No voy a negar que en algún momento de mi adolescencia quise negar el gusto por el fútbol desde que leí a Borges refiriéndose a ese deporte. Así como cuando quise ser agnóstico porque creía que un individuo que se dice inteligente no puede tener religión alguna. Gran ingenuidad que con el pasar de lo años me hizo saber que tanto la fe como el cariño hacia una religión o actividad son inamovibles si es que te han sido enseñados con pasión y buenas intenciones.
Desde pequeño vi que para muchos amigos un partido de fútbol jugado en el recreo donde se pateaba una tapa de plástico era tan importante como intenso. Esos patios era una Bombonera todos los días. Aún recuerdo las veces que ante un penal que se cobrara en un solitario parque y mi compañero estaba apunto de patear, cerraba los ojos con el corazón atragantado.
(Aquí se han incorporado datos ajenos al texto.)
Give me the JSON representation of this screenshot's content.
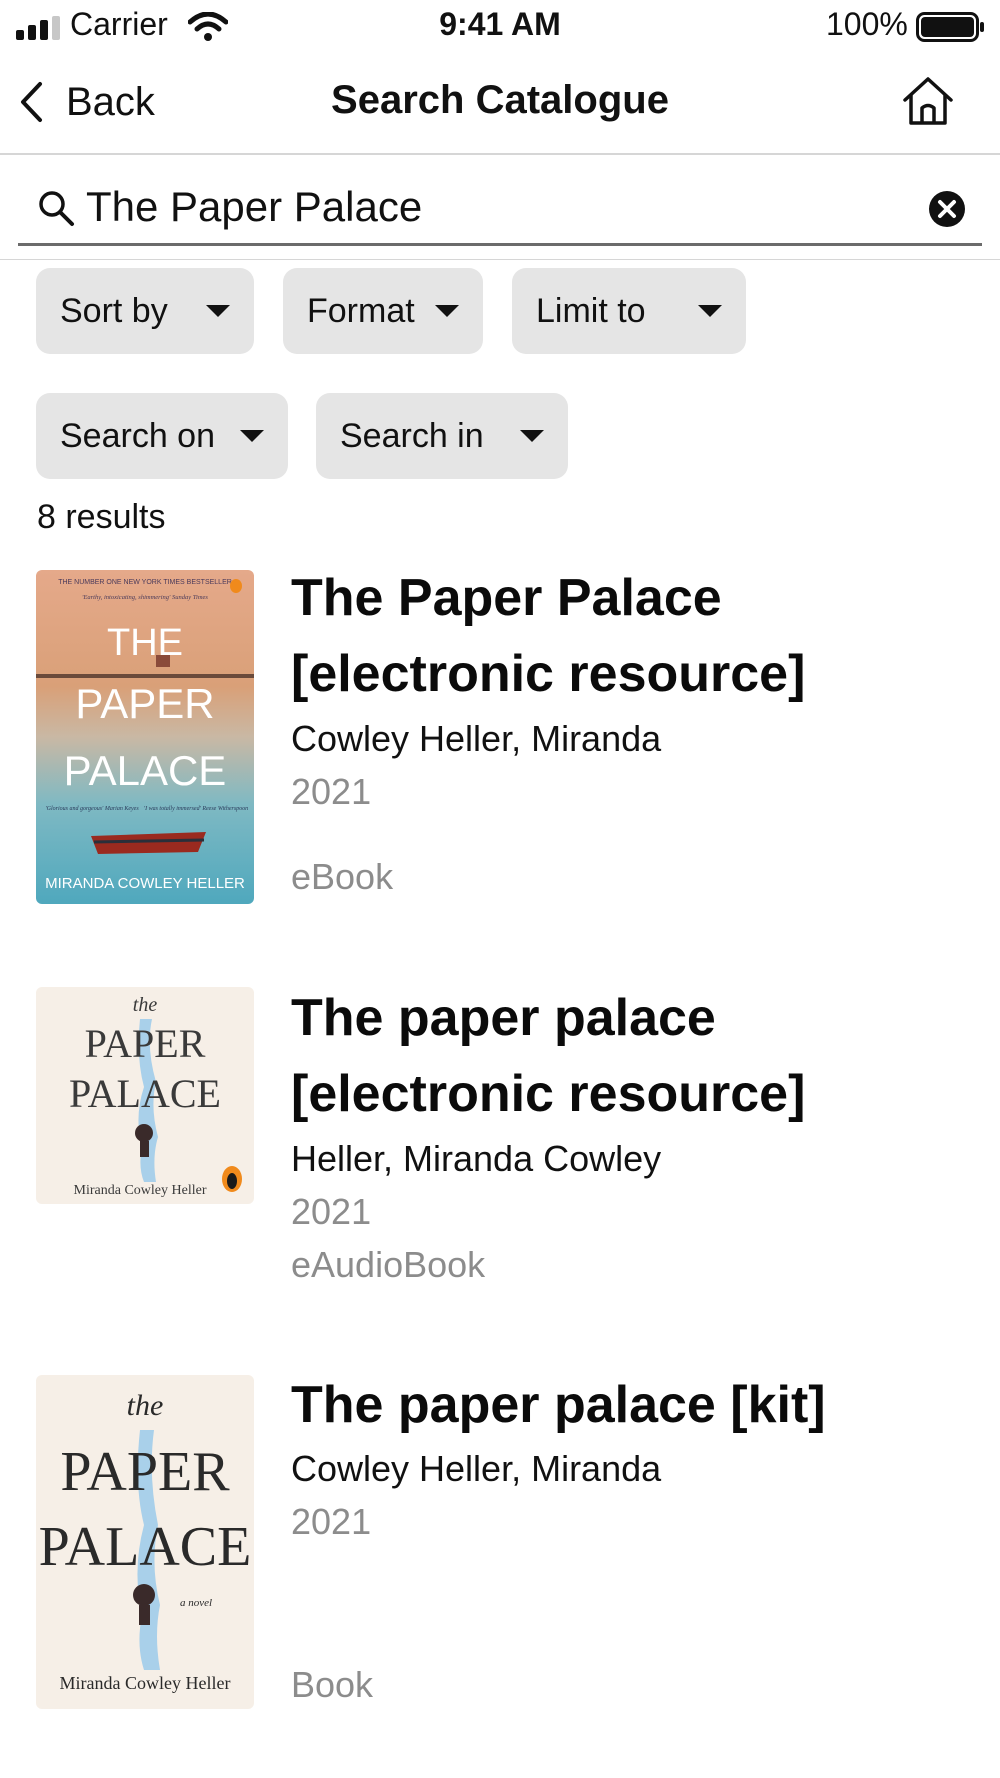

O la felicidad que sentía cuando los de mi equipo se me venían encima las pocas veces que metí un gol (casi siempre paraba en el arco o defendía)
También viene a mi mente cuando veía jugar con destreza a mi padre en las canchas del hospital Augusto B. Leguía del Rímac o sentado con él al frente de una televisión. Escuchar sus reclamos a la pantalla en donde me enseñaba cómo se debe apreciar con inteligencia ese deporte más allá de fanatismos irracionales (¡cuántas veces han dudado de mi afición por el Alianza Lima por las innumerables quejas que siempre he dicho cuando este equipo ha jugado mal!).
Y así ejemplos hay muchos. No se puede obviar a un deporte en donde hemos vivido la alegría o la tristeza con la misma intensidad. Más aún, que esos mismos sentimientos son vividos por gente que uno quiere demasiado. Si la selección peruana saca resultados positivos en estos dos últimos partidos, no me alegraré por esos jugadores, ni por un país entero que no conozco, sino por las personas que me enseñaron las virtudes de ese deporte, porque ellos tendrán aunque sea por un instante un poco de felicidad.